The Healing Craft Series features creators sharing their thoughts and feelings on crafting and healing through crafting.

“[…] it almost feels like magic everytime my effortless doing results in something I can see, hold and put on my body.”

Matilde, @mati_denmark

What kind of craft do you do and how long have you been doing it for?

I crochet and have been doing it “seriously” since 2015, but I learned to crochet as a child. I did a little crocheting when I was in Australia in 2008, then I went back in 2011 and when I came back from that trip I stumbled upon a b/w photo from the 60’s inside a cd album on the library. There was a young woman wearing a knitted (or could’ve been crocheted or filted) hat that looked so cute and I thought: “What if I could make something like that myself?”.

In 2015 I was working on an activity center for elderly people and I started crocheting “for real”, because we were getting ready for a Christmas market and had to make things to sell. I started off braiding toys for dogs out of fleece fabric. Then I started to crochet rattle balls for babies and because I was crocheting with some elderly women they gave me some tips and tricks for increasing and decreasing.

I was very much fascinated by the thought that I could create something I wanted with my own two hands, so I started making jute soles and crocheted shoes – I’ve never worn them but it was a fun experience. Then I started making tops and that’s the item I’ve made the most over the years.

What is your favourite place/time of day to craft and why?

In the beginning it was mostly mornings because I didn’t have any real lighting in my apartment. Now I mostly crochet on weekends or in the evening – I try to crochet when I am not working so I can keep crochet as a hobby and not only a job.

What inspires you (in life & in crafting)?

When I create I am inspired by regular clothes (non-crochet) or knitted clothes (I like to attempt to make knit-like crochet). I love watching films and shows from the 90’s or 00’s.

I’ve made many designs inspired by what Carrie Bradshaw wore in Sex and the City. I also love what Marilyn Monroe wore for casual wear in the 50’s and 60’s and finally I always have an eye out for photos on Instagram or Google, watching what people wear in magazines or on the street or finding clothes in secondhand shops where a neckline or a shape can inspire me.

I’m inspired by honesty and people who have endured many battles but still manage to hold space for others, show empathy and patience. I’m inspired by people who allow themselves to be and show their vulnerability and are both able to dare to let others care for them but also know how to care for themselves.

How has/is crafting helping you and your mental health?

Crochet helps me a great deal. Just the fact that I can keep my hands busy when my mind is even busier helps to calm me down. And the magic of turning yarn into something I can put on my body is just astonishing to me everytime. Seeing that I am capable of that makes me believe in myself. Also just learning to let go of doing something perfect, but just doing it. The fact that I can create something because I let go, seems so contradictory, so it almost feels like magic everytime my effortless doing results in something I can see, hold and put on my body.
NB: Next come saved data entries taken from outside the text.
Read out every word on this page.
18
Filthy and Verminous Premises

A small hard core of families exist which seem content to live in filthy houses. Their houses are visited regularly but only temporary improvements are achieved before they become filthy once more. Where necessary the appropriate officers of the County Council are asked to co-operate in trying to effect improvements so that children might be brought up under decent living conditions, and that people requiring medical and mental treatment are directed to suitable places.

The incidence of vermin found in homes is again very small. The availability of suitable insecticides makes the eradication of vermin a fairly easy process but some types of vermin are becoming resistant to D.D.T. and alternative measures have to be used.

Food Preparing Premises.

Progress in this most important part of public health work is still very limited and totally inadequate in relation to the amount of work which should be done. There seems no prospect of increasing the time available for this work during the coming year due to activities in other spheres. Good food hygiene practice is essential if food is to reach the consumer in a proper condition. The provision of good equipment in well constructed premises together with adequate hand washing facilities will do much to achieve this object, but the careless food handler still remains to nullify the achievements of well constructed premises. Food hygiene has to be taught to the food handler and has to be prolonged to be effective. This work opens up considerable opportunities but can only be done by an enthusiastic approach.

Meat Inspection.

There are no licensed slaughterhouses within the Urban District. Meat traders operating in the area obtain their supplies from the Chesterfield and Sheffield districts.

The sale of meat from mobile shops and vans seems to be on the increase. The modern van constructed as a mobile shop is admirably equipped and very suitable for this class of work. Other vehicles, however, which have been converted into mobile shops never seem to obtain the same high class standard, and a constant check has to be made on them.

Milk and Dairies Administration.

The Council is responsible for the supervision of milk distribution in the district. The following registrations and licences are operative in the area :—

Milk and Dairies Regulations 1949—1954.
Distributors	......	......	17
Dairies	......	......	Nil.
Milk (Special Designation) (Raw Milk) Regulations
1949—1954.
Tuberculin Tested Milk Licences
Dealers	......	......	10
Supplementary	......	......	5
What is your advice to other creators (or newly started creators)?

Create because you want to! Follow your own drive and inspiration. Create something that you think would be fun to create. Make a style that you like. Remember that even the most talented creators still feel insecure, still make mistakes, and we all started out from scratch. It’s not about how good you are, but that you allow yourself to express yourself in your very own way.

Anything else you’d like to share?

I just want to say thank you to all the amazing people who wants to share their story in these interviews! I know that you inspire not only me but so many others out there – I love that we are able to draw focus on the healing aspect of crafting.